使用apachespark和java将csv解析为Dataframe/数据集

vs91vp4v  于 2021-05-30  发布在  Hadoop
关注(0)|答案(4)|浏览(434)

我是spark的新手,我想使用group by&reduce从csv中查找以下内容(一行):

Department, Designation, costToCompany, State
  Sales, Trainee, 12000, UP
  Sales, Lead, 32000, AP
  Sales, Lead, 32000, LA
  Sales, Lead, 32000, TN
  Sales, Lead, 32000, AP
  Sales, Lead, 32000, TN 
  Sales, Lead, 32000, LA
  Sales, Lead, 32000, LA
  Marketing, Associate, 18000, TN
  Marketing, Associate, 18000, TN
  HR, Manager, 58000, TN

我想通过按部门分组、指定、状态以及附加列sum(costtocompany)和totalemployeecount来简化关于csv的内容
结果如下:

Dept, Desg, state, empCount, totalCost
  Sales,Lead,AP,2,64000
  Sales,Lead,LA,3,96000  
  Sales,Lead,TN,2,64000

是否有任何方法可以通过转换和操作来实现这一点。或者我们应该进行rdd操作?

uqdfh47h

uqdfh47h1#

对于json,如果文本文件每行包含一个json对象,则可以使用 sqlContext.jsonFile(path) 让sparksql作为 SchemaRDD (将自动推断架构)。然后,您可以将它注册为一个表并用sql查询它。也可以手动加载文本文件作为 RDD[String] 每个记录包含一个json对象并使用 sqlContext.jsonRDD(rdd) 把它变成一个 SchemaRDD . jsonRDD 在需要预处理数据时非常有用。

nkcskrwz

nkcskrwz2#

下面的内容可能不完全正确,但它应该能让您了解如何处理数据。它并不漂亮,应该用case类等代替,但是作为如何使用sparkapi的一个快速示例,我希望它足够了:)

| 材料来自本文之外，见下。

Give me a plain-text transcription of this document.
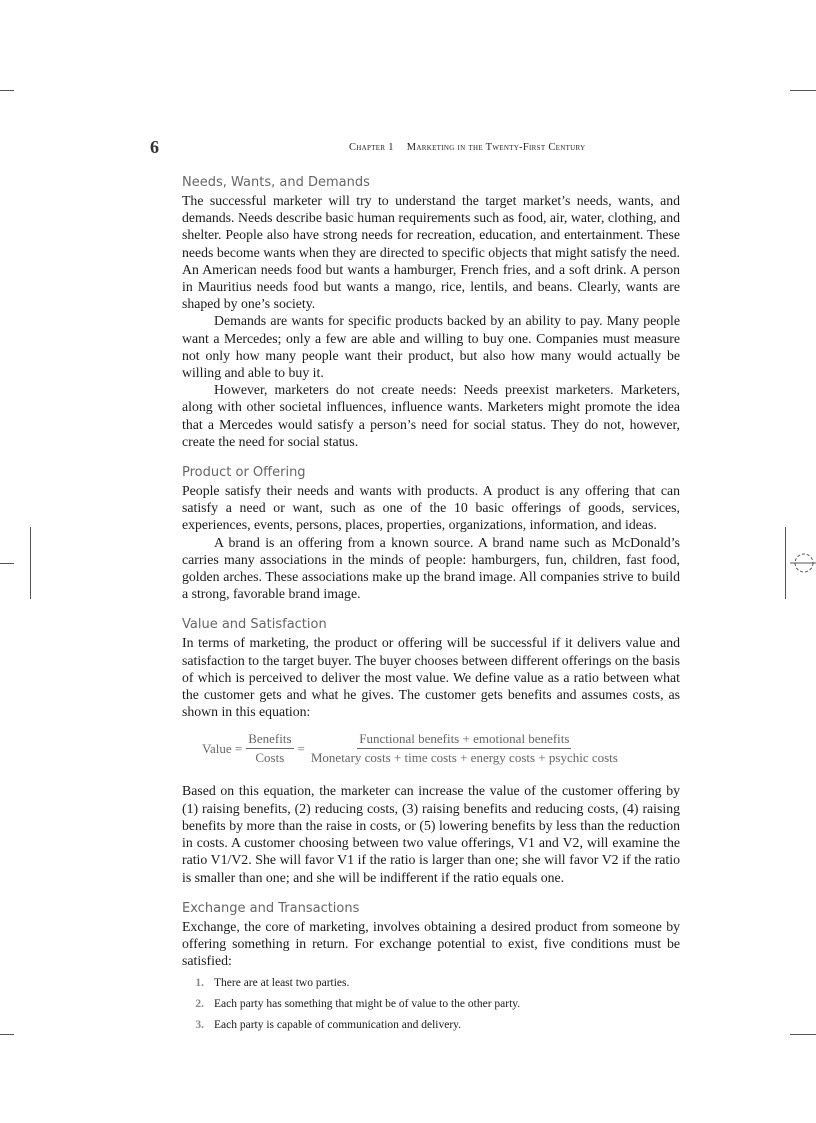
6	Chapter 1 Marketing in the Twenty-First Century
Needs, Wants, and Demands

The successful marketer will try to understand the target market’s needs, wants, and demands. Needs describe basic human requirements such as food, air, water, clothing, and shelter. People also have strong needs for recreation, education, and entertainment. These needs become wants when they are directed to specific objects that might satisfy the need. An American needs food but wants a hamburger, French fries, and a soft drink. A person in Mauritius needs food but wants a mango, rice, lentils, and beans. Clearly, wants are shaped by one’s society.

Demands are wants for specific products backed by an ability to pay. Many people want a Mercedes; only a few are able and willing to buy one. Companies must measure not only how many people want their product, but also how many would actually be willing and able to buy it.

However, marketers do not create needs: Needs preexist marketers. Marketers, along with other societal influences, influence wants. Marketers might promote the idea that a Mercedes would satisfy a person’s need for social status. They do not, however, create the need for social status.

Product or Offering

People satisfy their needs and wants with products. A product is any offering that can satisfy a need or want, such as one of the 10 basic offerings of goods, services, experiences, events, persons, places, properties, organizations, information, and ideas.

A brand is an offering from a known source. A brand name such as McDonald’s carries many associations in the minds of people: hamburgers, fun, children, fast food, golden arches. These associations make up the brand image. All companies strive to build a strong, favorable brand image.

Value and Satisfaction

In terms of marketing, the product or offering will be successful if it delivers value and satisfaction to the target buyer. The buyer chooses between different offerings on the basis of which is perceived to deliver the most value. We define value as a ratio between what the customer gets and what he gives. The customer gets benefits and assumes costs, as shown in this equation:

Value = $\frac{\text{Benefits}}{\text{Costs}} = \frac{\text{Functional benefits + emotional benefits}}{\text{Monetary costs + time costs + energy costs + psychic costs}}$

Based on this equation, the marketer can increase the value of the customer offering by (1) raising benefits, (2) reducing costs, (3) raising benefits and reducing costs, (4) raising benefits by more than the raise in costs, or (5) lowering benefits by less than the reduction in costs. A customer choosing between two value offerings, V1 and V2, will examine the ratio V1/V2. She will favor V1 if the ratio is larger than one; she will favor V2 if the ratio is smaller than one; and she will be indifferent if the ratio equals one.

Exchange and Transactions

Exchange, the core of marketing, involves obtaining a desired product from someone by offering something in return. For exchange potential to exist, five conditions must be satisfied:

1. There are at least two parties.
2. Each party has something that might be of value to the other party.
3. Each party is capable of communication and delivery.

val rawlines = sc.textfile("hdfs://.../*.csv")
case class Employee(dep: String, des: String, cost: Double, state: String)
val employees = rawlines
  .map(_.split(",") /*or use a proper CSV parser*/
  .map( Employee(row(0), row(1), row(2), row(3) )

# the 1 is the amount of employees (which is obviously 1 per line)

val keyVals = employees.map( em => (em.dep, em.des, em.state), (1 , em.cost))

val results = keyVals.reduceByKey{ a,b =>
    (a._1 + b._1, b._1, b._2) # (a.count + b.count , a.cost + b.cost )
}

# debug output

results.take(100).foreach(println)

results
  .map( keyval => someThingToFormatAsCsvStringOrWhatever )
  .saveAsTextFile("hdfs://.../results")

或者可以使用sparksql:

val sqlContext = new SQLContext(sparkContext)

# case classes can easily be registered as tables

employees.registerAsTable("employees")

val results = sqlContext.sql("""select dep, des, state, sum(cost), count(*) 
  from employees 
  group by dep,des,state"""
hyrbngr7

hyrbngr73#

csv文件可以用spark内置的csv阅读器进行解析。它将在成功读取文件时返回dataframe/dataset。在dataframe/dataset之上,您可以轻松地应用类似sql的操作。

在java中使用spark 2.x(及更高版本)

创建sparksession对象(又名spark)

import org.apache.spark.sql.SparkSession;

SparkSession spark = SparkSession
    .builder()
    .appName("Java Spark SQL Example")
    .getOrCreate();

为structtype为行创建架构

import org.apache.spark.sql.types.StructType;

StructType schema = new StructType()
    .add("department", "string")
    .add("designation", "string")
    .add("ctc", "long")
    .add("state", "string");

从csv文件创建dataframe并对其应用架构

Dataset<Row> df = spark.read()
    .option("mode", "DROPMALFORMED")
    .schema(schema)
    .csv("hdfs://path/input.csv");

从csv文件读取数据的更多选项

现在我们可以通过两种方式对数据进行聚合

1. sql方式

在spark sql元存储中注册表以执行sql操作

df.createOrReplaceTempView("employee");

对已注册的Dataframe运行sql查询

Dataset<Row> sqlResult = spark.sql(
    "SELECT department, designation, state, SUM(ctc), COUNT(department)" 
        + " FROM employee GROUP BY department, designation, state");

sqlResult.show(); //for testing

我们甚至可以直接在csv文件上执行sql,而不必使用sparksql创建表

2. 对象链接或编程或类似java的方式

为sql函数执行必要的导入

import static org.apache.spark.sql.functions.count;
import static org.apache.spark.sql.functions.sum;

使用 groupBy 以及 agg 在要执行的Dataframe/数据集上 count 以及 sum 关于数据

Dataset<Row> dfResult = df.groupBy("department", "designation", "state")
    .agg(sum("ctc"), count("department"));
// After Spark 1.6 columns mentioned in group by will be added to result by default

dfResult.show();//for testing

相关库

"org.apache.spark" % "spark-core_2.11" % "2.0.0" 
"org.apache.spark" % "spark-sql_2.11" % "2.0.0"
9rnv2umw

9rnv2umw4#

程序

创建一个类(schema)来封装您的结构(方法b不需要它,但是如果您使用java,它会使您的代码更易于阅读)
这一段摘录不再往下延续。